Fig 1. A patient with conjunctival and cutaneous melanoma who presented for a second opinion after two prior excisions performed elsewhere, with persistently positive margins

Ocular tumours are rare but carry significant consequences. Choroidal melanoma occurs in approximately 6–10 per million people per year, with iris and conjunctival melanomas even less common at around 1 and 0.5 per million respectively¹. These malignancies most commonly affect middle-aged and older individuals, particularly those with fair skin and light-coloured irides. While anterior tumours are often detected earlier, posterior lesions frequently remain asymptomatic and are therefore at greater risk of delayed diagnosis.

Although these conditions are uncommon and best managed in subspecialist centres, for both optometrists and ophthalmologists, early recognition and referral remain key to improving outcomes.

Conjunctival melanoma

Conjunctival melanoma is uncommon and most pigmented conjunctival lesions encountered in practice are benign. Conjunctival naevi are the most common and typically present in the first two decades of life within the interpalpebral fissure. They often contain cysts, may enlarge slowly and generally do not require treatment. Racial melanosis presents as diffuse pigmentation in individuals with darker skin types and carries low malignant potential.

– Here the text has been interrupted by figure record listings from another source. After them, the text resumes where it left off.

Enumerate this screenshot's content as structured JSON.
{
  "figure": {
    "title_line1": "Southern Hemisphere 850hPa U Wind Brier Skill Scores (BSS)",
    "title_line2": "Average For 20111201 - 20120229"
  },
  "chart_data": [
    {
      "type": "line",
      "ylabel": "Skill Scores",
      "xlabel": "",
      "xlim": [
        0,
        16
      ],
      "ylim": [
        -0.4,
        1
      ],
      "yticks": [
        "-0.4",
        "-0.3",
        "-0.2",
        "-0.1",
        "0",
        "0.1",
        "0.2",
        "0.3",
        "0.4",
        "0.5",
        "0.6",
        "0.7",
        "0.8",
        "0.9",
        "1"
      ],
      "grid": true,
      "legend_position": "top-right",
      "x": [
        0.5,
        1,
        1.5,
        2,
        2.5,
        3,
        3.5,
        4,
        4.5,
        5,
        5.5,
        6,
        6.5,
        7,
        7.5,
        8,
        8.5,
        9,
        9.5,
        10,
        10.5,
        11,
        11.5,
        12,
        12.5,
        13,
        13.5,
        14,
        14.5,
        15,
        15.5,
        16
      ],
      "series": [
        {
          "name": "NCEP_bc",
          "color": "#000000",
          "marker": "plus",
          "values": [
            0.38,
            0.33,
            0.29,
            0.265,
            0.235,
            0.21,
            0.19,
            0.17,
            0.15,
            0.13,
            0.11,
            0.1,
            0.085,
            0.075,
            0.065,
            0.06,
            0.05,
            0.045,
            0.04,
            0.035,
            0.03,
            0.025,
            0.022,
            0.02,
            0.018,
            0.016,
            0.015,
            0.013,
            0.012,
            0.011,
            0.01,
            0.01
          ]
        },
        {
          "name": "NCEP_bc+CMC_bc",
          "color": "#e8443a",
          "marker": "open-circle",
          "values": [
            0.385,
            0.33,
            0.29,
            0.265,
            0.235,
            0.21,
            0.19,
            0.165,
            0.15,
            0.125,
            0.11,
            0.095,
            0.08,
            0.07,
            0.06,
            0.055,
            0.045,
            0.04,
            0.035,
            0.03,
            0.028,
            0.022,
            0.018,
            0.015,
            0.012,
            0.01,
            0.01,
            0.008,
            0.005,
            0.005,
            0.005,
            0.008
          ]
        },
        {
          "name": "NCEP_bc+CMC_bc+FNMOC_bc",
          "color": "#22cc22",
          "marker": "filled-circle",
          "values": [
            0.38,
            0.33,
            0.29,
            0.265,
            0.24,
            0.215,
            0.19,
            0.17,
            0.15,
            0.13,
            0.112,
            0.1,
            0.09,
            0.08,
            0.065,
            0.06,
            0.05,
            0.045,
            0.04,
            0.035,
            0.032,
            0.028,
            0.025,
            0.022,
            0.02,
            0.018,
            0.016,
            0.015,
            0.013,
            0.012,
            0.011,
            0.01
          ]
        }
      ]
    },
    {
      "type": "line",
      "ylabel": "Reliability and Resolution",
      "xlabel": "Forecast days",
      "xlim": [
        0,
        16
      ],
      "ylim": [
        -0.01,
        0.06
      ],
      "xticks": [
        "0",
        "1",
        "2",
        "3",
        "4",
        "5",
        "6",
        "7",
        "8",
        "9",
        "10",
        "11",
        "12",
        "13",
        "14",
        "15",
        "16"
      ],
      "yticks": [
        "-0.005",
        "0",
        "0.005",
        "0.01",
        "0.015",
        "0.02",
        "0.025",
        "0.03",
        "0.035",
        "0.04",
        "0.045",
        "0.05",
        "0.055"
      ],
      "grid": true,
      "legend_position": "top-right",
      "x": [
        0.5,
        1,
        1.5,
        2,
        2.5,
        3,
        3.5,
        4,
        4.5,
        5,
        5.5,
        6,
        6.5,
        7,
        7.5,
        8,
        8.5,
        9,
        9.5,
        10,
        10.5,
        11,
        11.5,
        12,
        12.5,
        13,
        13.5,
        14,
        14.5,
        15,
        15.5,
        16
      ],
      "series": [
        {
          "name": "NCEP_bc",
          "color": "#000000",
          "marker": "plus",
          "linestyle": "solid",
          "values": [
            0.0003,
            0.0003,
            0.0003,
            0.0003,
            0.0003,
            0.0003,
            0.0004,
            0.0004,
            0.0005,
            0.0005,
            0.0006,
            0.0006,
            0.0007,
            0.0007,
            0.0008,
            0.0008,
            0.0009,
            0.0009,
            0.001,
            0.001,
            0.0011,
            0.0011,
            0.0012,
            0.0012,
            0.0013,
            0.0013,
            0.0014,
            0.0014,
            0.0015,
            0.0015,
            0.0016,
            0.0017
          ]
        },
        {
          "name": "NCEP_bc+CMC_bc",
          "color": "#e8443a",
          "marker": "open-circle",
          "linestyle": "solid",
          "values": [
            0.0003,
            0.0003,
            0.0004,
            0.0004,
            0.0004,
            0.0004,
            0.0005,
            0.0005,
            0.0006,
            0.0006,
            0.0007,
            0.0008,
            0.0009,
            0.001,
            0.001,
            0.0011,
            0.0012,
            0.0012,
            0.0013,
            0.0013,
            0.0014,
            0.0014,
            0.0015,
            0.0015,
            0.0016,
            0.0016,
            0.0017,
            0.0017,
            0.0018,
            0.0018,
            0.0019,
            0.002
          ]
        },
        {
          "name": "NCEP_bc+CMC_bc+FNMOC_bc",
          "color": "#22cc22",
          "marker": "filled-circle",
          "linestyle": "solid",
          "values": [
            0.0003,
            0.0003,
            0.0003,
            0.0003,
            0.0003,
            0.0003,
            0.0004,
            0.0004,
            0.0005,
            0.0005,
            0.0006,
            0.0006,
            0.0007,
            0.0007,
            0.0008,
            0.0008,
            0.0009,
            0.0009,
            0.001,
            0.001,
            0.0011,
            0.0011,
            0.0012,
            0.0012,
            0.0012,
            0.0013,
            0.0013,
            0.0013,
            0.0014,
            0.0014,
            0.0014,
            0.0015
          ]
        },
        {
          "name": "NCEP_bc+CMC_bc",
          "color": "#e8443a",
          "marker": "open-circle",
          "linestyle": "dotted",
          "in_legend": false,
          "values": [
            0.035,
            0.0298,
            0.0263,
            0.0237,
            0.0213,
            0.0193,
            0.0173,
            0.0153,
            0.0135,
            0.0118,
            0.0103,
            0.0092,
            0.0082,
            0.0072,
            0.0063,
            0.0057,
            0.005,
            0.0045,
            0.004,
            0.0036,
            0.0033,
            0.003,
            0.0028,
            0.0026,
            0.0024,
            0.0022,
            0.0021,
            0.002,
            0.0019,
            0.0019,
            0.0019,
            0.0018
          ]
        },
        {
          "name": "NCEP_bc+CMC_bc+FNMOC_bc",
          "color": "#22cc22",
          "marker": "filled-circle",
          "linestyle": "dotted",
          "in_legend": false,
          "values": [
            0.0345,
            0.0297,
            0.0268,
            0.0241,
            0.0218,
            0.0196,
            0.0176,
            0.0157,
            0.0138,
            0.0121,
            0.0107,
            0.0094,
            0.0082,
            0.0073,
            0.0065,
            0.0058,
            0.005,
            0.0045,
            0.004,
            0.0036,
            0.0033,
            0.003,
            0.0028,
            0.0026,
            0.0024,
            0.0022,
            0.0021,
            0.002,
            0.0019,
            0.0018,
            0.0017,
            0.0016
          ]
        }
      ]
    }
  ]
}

New or changing conjunctival pigmentation, particularly if nodular, irregular, vascularised or located in high-risk areas such as the plica, caruncle or fornices, should raise suspicion for conjunctival melanoma and prompt referral².

Management relies heavily on appropriate initial treatment. Standard care involves wide local excision using a no-touch technique with adjunctive cryotherapy, often combined with mapping biopsies to determine disease extent. In practice, many patients are referred to ocular oncologists following incomplete excision elsewhere, frequently with positive margins. Given the importance of accurate staging and the impact of the first surgery on outcomes, early referral of suspicious lesions is strongly recommended.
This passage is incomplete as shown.